U.K. elections are being held today. Local and mayoral elections will help determine whether the recent scandals have hurt Prime Minister Johnson’s Tory party. In addition, elections in Scotland and Wales may help decide the fate of the U.K. itself. Polls suggest pro-independence parties in Scotland could win a potential super-majority in the local parliament, which would seem to raise the odds of another independence referendum. Lastly, there is a special by-election for a parliamentary seat in the town of Hartlepool in Northern England. Of note, it is rare for the ruling party to win a by-election.
Eurozone data came in firm. Germany factory orders were reported. Orders rose 3.0% m/m, double the expected 1.5% and up from a revised 1.4% (was 1.2%) in February. Elsewhere, eurozone retail sales were reported. Sales rose 2.7% m/m, nearly double the expected 1.6% and follows a revised 4.2% (was 3.0%) in February. Data are certainly welcome but we still do not believe that the divergences in economic performance with the US will narrow in Q2 or Q3.
Norges Bank kept policy steady, as expected. Rates were kept at zero but the bank reaffirmed its commitment to start hiking rates in the “latter half of 2021.” The bank noted that infection rates have fallen back recently and this has allowed the reopening of the economy to begin. With much of Norway's adult population expected to be vaccinated by the end of summer, "This suggests that economic activity will pick up through the year." With the Swedish Riksbank signaling that it is likely on hold through Q2 2024, we see scope for the NOK/SEK cross to reach the 2020 high near 1.0715 and then potentially the 2019 high near 1.1055.
Czech National Bank is expected to keep rates at 0.25%. The bank has been walking back its forward guidance for three rate hikes this year. Last week, central bank board member said “Three hikes this year would only be realistic if we saw an uncontrolled economic recovery, which I don’t assume will happen.”
Lockdowns in Japan will reportedly be extended. Tokyo Governor Koike said he would soon request an extension of the state of emergency from Prime Minister Suga. The current state of emergency is scheduled to end May 11. Press reports suggest the central government is considering extending the state of emergency for not only Tokyo but also the prefectures of Osaka, Kyoto, and Hyogo by at least two weeks and up to a month. Other reports suggest the prefectures of Hokkaido and Fukuoka may also adopt stricter measures. This would dash hopes of any significant recovery in Q2 and this will instead be pushed into H2. Of note, the Summer Olympics that are scheduled to start in July are fast approaching.
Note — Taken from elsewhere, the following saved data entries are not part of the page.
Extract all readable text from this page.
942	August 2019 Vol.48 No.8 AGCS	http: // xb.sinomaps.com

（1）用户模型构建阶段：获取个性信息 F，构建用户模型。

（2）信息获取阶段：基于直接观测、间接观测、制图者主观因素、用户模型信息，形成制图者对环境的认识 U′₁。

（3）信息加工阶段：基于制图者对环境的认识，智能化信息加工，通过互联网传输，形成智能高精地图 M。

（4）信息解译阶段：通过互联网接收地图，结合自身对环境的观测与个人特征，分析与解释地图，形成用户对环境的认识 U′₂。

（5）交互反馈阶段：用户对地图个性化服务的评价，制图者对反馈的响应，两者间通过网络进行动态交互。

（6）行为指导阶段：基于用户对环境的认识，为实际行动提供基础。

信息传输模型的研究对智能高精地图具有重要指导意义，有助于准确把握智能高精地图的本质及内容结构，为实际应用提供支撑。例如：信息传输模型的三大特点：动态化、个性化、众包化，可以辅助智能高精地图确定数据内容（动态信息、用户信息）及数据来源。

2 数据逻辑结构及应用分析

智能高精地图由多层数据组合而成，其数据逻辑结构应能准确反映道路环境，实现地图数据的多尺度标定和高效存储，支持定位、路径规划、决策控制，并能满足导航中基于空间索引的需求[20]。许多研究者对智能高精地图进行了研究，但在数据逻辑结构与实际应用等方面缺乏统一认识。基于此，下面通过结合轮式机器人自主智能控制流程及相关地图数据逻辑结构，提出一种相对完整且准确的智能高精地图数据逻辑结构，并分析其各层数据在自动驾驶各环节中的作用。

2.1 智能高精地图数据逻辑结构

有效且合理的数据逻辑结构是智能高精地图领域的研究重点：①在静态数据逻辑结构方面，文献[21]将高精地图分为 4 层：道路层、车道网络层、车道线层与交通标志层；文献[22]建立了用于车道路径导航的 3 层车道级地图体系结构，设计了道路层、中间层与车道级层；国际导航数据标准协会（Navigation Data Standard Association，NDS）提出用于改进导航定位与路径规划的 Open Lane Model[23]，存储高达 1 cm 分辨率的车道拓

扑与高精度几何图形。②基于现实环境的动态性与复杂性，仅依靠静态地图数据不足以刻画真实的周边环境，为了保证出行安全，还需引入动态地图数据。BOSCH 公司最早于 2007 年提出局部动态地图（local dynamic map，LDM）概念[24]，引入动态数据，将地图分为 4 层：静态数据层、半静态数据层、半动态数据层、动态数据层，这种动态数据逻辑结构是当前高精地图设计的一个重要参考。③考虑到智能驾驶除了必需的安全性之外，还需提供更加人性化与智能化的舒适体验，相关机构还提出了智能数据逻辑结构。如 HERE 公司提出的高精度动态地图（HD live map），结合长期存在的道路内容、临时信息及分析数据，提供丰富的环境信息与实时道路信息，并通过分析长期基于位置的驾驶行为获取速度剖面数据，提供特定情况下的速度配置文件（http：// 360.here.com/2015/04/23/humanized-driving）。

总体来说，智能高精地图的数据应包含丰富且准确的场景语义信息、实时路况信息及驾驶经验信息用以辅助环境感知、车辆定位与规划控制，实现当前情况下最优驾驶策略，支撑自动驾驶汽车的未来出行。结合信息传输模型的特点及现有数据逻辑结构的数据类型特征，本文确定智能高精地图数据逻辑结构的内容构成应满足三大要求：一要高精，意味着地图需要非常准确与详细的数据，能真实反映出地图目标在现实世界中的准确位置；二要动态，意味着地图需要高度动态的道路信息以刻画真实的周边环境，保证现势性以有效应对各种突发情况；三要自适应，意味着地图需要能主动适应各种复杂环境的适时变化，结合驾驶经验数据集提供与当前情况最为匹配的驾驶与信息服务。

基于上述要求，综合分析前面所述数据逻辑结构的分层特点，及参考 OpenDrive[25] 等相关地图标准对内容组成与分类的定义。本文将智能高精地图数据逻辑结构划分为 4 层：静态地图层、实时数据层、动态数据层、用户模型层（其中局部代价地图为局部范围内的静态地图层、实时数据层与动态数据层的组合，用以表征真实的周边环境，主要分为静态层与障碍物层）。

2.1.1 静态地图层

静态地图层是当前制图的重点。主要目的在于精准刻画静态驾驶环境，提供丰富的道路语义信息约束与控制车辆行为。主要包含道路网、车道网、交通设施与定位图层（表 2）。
Diplomatic tensions between China and Australia are picking up, impacting local markets and iron ore prices. The Chinese government suspended activities “indefinitely” from the bilateral trade and investment initiative called the Economic Dialogue. Frictions between the two nations date back many years and span a myriad of issues, but the proximate cause of China’s latest retaliatory move was Australia’s decision to cancel some investment agreements from the Belt and Road Initiative.
Bank Negara Malaysia delivered a dovish hold, as expected. It kept rates steady at 1.75% but warned that “the balance of risks to the growth outlook remains tilted to the downside” due to the pandemic. The bank added that “While the recent re-imposition of containment measures in select locations will affect economic activity in the short term, the impact will be less severe as almost all economic sectors are allowed to operate.” This suggests the bank is on hold for now. Indeed, consensus sees steady rates through 2021 with rising odds of a hike as we move into 2022. We concur.